I was speaking more to the stability of the software, than the accuracy of the GPS. From my own experience, my Garmin GPS is much more stable (Never had it fail, lock-up, crash, loose the route). However, I have had the iPad crash. Ive had Foreflight glitch and crash. Ive had the iPad iOS glitch and lock up.......... which required a hard restart, and eventually a restore.

I have no reason to believe the accuracy between the iPad and Garmin are different with full signal strength. However, just by design, where GPS is a secondary function on the iPad (built-in) the Garmin should beat it in terms of the receiver.

The bluetooth GPS units should be as good as the Garmin...... no argument there.


I love using my iPad in the cockpit...... so don't get me wrong. But when people start talking about flying paperless (iPad or Garmin GPS)....... which would you fly with...... if you had no paper charts with you?
 
I love using my iPad in the cockpit...... so don't get me wrong. But when people start talking about flying paperless (iPad or Garmin GPS)....... which would you fly with...... if you had no paper charts with you?

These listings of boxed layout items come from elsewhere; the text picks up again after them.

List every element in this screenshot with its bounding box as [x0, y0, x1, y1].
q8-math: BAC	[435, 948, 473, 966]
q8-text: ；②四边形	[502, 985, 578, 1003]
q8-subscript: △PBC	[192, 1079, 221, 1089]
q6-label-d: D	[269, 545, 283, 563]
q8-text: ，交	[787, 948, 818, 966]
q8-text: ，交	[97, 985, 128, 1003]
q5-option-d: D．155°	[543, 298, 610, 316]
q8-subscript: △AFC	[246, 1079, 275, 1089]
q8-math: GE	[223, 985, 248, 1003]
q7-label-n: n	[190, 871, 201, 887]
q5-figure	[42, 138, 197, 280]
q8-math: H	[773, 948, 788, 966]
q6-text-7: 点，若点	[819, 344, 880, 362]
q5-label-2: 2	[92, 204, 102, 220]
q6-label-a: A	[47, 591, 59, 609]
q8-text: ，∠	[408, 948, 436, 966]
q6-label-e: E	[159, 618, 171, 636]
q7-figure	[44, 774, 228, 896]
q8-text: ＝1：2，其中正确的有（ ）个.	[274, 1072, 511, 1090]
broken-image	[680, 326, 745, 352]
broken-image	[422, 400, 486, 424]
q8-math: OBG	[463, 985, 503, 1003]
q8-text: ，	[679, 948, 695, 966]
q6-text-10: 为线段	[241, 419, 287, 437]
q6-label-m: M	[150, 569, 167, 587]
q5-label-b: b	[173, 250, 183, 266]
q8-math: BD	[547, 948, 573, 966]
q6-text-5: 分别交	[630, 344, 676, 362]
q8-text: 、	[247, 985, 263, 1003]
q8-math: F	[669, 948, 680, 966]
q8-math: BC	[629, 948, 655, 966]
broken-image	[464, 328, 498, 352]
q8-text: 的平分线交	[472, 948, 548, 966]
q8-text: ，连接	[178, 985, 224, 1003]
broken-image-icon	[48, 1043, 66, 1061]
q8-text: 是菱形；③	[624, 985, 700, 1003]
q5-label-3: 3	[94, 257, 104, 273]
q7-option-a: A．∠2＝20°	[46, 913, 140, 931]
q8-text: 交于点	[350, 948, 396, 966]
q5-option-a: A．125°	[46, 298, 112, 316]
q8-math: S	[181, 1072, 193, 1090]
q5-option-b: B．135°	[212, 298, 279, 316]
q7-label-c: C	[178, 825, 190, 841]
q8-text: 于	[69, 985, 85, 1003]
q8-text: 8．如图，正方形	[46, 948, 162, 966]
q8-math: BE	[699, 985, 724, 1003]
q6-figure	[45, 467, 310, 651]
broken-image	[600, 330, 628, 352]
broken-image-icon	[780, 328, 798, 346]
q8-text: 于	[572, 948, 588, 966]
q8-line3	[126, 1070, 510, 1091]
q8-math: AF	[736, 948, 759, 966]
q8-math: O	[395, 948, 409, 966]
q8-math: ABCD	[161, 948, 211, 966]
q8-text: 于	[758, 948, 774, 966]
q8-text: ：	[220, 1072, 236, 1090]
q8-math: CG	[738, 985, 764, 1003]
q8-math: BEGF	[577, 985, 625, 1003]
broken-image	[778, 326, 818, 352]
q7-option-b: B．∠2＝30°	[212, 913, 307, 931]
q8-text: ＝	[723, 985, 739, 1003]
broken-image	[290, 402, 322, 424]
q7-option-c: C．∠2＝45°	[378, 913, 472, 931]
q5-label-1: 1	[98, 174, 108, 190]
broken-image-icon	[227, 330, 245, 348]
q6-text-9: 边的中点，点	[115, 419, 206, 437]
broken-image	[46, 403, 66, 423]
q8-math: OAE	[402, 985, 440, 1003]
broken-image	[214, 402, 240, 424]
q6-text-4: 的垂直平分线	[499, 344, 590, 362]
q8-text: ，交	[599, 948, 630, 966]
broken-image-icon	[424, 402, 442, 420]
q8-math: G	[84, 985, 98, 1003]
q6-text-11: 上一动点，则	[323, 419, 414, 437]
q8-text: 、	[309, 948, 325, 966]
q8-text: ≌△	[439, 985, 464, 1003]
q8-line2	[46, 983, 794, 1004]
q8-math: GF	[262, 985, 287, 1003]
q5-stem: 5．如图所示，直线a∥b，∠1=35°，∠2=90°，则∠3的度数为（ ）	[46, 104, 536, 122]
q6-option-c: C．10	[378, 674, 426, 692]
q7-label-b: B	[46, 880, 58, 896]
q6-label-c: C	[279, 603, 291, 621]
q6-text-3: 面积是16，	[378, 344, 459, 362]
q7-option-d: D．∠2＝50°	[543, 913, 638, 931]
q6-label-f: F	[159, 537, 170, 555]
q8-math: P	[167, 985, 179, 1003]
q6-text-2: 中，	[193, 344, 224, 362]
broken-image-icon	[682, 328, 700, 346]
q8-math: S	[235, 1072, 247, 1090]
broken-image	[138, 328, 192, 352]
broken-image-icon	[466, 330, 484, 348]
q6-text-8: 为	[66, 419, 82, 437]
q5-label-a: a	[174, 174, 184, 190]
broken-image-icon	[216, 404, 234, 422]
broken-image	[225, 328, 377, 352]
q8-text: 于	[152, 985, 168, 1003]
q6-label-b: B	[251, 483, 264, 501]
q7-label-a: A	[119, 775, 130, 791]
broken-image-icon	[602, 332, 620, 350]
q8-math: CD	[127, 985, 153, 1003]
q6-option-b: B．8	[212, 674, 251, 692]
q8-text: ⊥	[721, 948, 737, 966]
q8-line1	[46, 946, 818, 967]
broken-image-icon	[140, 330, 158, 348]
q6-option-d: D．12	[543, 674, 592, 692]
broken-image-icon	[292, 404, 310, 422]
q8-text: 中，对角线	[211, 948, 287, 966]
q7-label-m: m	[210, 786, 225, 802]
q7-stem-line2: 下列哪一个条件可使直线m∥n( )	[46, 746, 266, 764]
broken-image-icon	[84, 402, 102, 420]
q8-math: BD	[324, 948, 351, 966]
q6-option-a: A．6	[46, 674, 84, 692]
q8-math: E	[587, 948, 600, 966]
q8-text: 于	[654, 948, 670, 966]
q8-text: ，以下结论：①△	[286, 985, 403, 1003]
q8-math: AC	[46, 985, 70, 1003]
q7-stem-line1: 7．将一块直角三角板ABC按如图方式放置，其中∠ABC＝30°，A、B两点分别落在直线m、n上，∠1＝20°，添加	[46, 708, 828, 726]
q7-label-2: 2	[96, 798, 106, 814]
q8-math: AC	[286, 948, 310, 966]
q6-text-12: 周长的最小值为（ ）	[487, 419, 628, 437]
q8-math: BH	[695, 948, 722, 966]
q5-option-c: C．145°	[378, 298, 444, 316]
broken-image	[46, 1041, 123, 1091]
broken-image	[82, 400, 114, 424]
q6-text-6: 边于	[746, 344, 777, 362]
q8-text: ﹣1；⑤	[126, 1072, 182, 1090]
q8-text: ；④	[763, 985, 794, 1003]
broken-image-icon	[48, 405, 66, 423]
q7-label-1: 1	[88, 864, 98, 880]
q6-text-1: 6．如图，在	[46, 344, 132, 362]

I don't know that I'll ever 100% not have a paper chart handy on long flights outside the local area, but that's just me needing my safety blankie -- I'm already down to just the iPad with the iPhone as backup on local flights.

Doesn't bother me at all... paper chart replacement is exactly what FF was designed for, after all. If the GPS gets wonky, I know where to kill it in the OS settings...

As far as the long out-of-area flights, I'm usually just tossing a printed out copy of a "strip chart" Sectional for X number of miles either side of the intended course line in the back seat, and never pulling it out, so far. I only buy a "real" chart if I'm being extra lazy and don't feel like making a book from the laser printer.

That and I always print taxi diagrams just 'cause being lost on airports is really retarded. Nice that those are easily accessible in FF now.

Even though I'm not IR, I usually print one approach out... mainly as an "OMFG!" total emergency backup, but in practice, it usually ends up getting used just to dial in the ILS frequency just to make sure the nav toys are still working... if I ever even reach for the book at all.

The paper chart book is usually just back there behind the seat as my "ooh having paper on board makes me feel warm and fuzzy" safety blanket these days.

I'm totally fine with iPad as primary for charts, and iPhone as backup.